臺灣博碩士論文加值系統

前列腺素為一多功能性調節物質，具有例如刺激平滑肌收縮、抑制胃酸分泌、促進血小板凝集、促進血管舒張等功能。前列腺素合成（cyclooxygenase）是花生四烯酸轉換成前列腺素E2（PGE2）的關鍵酵素。先前研究指出，炸油飲食會增加大鼠尿中Bicyclo PGE2及PGE2含量，並且會增加腎臟及儲精囊PGE2合成。另外經由腎臟免疫組織染色也可發現炸油飲食增加皮質部PG的合成、COX-2 mRNA及蛋白質表現量。顯示炸油飲食可能會影響大鼠腎臟中PGE2之合成。另一方面，炸油飲食亦會增加腎臟cytochrome P-450 4A1之表現量。此等因子可能與水及電解質平衡有關。因此，本研究目的在探討飲食炸油是否影響水分及鈉鉀平衡並進一步探討炸油飲食對大鼠腹腔巨噬細胞分泌PGE2之影響。
將麵片在205 ± 5℃之新鮮黃豆油中油炸，連續4天，每天油炸6小時，共24小時，供為實驗用油。將炸油分別以5%或20% (wt/wt) 配成低炸油 (LD) 及高炸油 (HD) 飼料，並以同量新鮮黃豆油配成低油 (LF) 及高油 (HF) 對照組飼料。20隻鼠齡為4週大的 Long-Evans雄鼠依體重隨機分成四組，分別餵食LD、HD、LF及HF四組飼料。餵養3週後，將大鼠移入代謝籠1週，記錄其每日之飲水量及飼料攝取量，每日收集並計量尿液及糞便排出量，凍存供分析尿液及糞便中之水分及鈉鉀含量。之後再將動物移回原不鏽鋼籠中，繼續以實驗飲食飼養三週後予以犧牲，取其腹腔細胞進行巨噬細胞體外培養。
飼養結果，以高炸油組 (HD) 的生長狀況最差，其體重增加量僅及HF組之75% (P＜0.05) ，低炸油組與兩組對照組之體重增加並無顯著差異 (P＞0.05)。炸油組尿中Bicyclo PGE2含量顯著高於新鮮油組（P＜0.05）。在鈉鉀等電解質平衡方面，HD組因攝食量較低，故鈉鉀之每日攝入量顯著較低 (P＜0.05)。尤有甚者，HD組自糞便排出之鈉、鉀含量分別為HF之23倍與12倍 (P＜0.05)。因此，HD組之外表鈉、鉀吸收量分別約只有HF組的65%及85% (P＜0.05)。因是之故，HD組之尿中鈉、鉀排出量也較HF組低。將鈉鉀攝取量扣除糞便及尿中排出量，計算外表鈉鉀之平衡，炸油組之鈉鉀平衡值高於新鮮油組 (P＜0.05)。
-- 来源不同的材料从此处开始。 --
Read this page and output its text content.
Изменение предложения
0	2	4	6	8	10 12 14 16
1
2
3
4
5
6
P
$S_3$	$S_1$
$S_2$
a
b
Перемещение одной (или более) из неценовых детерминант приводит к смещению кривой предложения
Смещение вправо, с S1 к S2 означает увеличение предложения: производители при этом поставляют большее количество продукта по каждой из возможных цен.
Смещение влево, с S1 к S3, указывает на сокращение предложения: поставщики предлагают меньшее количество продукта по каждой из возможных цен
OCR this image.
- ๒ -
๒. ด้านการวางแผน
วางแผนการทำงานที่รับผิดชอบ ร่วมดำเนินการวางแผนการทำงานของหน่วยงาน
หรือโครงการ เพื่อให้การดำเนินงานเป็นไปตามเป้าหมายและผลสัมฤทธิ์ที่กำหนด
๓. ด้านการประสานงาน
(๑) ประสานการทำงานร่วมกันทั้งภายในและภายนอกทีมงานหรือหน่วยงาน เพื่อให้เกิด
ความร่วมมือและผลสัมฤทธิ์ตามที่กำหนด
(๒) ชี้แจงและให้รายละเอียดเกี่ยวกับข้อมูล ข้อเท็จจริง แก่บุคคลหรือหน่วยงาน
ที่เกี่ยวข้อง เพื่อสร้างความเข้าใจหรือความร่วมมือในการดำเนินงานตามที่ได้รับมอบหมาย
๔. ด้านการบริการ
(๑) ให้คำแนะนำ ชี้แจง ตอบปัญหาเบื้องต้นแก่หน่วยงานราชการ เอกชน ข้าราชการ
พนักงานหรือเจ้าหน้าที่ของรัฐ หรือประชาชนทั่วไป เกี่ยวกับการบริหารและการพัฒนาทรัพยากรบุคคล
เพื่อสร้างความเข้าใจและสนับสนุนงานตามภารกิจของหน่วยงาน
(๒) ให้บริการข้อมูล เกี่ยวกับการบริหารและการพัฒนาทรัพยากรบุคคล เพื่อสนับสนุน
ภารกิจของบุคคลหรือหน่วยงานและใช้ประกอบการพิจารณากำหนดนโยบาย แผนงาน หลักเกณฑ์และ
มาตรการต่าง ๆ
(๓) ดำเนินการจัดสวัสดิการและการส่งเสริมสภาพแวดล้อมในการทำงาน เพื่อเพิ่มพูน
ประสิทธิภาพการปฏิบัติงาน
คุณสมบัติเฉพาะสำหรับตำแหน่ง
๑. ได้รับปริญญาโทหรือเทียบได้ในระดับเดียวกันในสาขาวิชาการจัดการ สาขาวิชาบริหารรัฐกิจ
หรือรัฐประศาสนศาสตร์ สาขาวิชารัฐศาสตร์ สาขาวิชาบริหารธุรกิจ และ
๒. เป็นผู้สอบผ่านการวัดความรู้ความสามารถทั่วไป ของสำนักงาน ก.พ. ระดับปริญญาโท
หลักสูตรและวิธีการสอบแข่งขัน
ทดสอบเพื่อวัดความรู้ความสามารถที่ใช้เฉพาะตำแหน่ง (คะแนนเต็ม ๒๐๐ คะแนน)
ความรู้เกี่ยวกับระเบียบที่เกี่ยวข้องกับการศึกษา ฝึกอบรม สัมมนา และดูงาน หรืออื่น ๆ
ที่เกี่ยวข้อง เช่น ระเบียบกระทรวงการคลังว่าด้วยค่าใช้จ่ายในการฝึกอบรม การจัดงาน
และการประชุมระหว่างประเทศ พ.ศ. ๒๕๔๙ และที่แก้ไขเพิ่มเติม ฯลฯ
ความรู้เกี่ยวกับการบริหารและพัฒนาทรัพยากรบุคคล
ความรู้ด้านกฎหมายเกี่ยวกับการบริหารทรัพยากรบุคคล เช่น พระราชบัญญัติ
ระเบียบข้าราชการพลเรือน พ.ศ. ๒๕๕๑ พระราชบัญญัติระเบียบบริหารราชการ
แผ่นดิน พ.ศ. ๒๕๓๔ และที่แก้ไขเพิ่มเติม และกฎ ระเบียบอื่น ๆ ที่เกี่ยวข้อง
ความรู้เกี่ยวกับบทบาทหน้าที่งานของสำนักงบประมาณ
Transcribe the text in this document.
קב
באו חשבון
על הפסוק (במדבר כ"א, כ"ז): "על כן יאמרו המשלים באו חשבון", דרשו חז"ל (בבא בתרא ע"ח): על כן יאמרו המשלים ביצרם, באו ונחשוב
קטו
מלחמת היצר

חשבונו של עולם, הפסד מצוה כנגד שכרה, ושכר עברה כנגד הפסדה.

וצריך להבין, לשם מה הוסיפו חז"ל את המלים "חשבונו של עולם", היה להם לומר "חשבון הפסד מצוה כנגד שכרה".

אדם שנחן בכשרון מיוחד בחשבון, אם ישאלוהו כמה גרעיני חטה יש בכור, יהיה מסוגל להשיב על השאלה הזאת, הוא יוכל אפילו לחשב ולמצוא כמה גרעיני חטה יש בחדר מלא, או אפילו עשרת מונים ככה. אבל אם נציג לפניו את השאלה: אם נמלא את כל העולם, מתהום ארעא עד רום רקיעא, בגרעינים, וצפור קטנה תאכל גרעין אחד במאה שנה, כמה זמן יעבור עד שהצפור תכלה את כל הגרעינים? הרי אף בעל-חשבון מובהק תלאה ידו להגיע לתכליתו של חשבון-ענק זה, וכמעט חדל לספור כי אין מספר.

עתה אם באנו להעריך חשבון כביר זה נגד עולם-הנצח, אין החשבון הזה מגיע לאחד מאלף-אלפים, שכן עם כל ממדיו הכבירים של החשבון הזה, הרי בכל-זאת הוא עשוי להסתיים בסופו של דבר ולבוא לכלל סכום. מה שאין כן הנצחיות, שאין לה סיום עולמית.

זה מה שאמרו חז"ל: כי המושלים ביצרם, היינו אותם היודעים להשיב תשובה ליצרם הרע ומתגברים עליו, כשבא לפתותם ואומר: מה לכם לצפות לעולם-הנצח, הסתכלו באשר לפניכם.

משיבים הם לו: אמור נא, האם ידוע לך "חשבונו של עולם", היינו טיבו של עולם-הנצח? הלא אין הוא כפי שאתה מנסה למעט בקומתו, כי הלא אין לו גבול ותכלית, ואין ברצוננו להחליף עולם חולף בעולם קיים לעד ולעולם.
餵食炸油鼠保留於體內之鈉、鉀量佔吸收量及攝取量之比率亦顯著較高 (P＜0.05)。本實驗結果顯示，炸油飼料使鼠體內保留較多的鈉，並傾向飲用較多水並排出較多尿。而高炸油飲食嚴重干擾鈉、鉀之吸收，但鼠體亦以降低尿排出量以維持鈉鉀平衡。但由鈉、鉀淨平衡值仍然較高的結果看來，炸油似有促鈉鉀保留之效應。
在腹腔巨噬細胞方面，空白處理組之PGE2的生成量以HD組為最高，但和HF組比較則無顯著差異（P＞0.05）；以LPS處理組為正向控制組（positive control），結果顯示LPS會增加大鼠腹腔巨噬細胞PGE2分泌及COX-2蛋白質表現；以大鼠血清處理腹腔巨噬細胞組，則以高炸油鼠血清培養HD組大鼠腹腔巨噬細胞顯著的增加PGE2的分泌量(P＜0.05)，但不會增加COX-2蛋白質表現量，可見其不是因為誘發COX-2表現來增加PGE2的合成量。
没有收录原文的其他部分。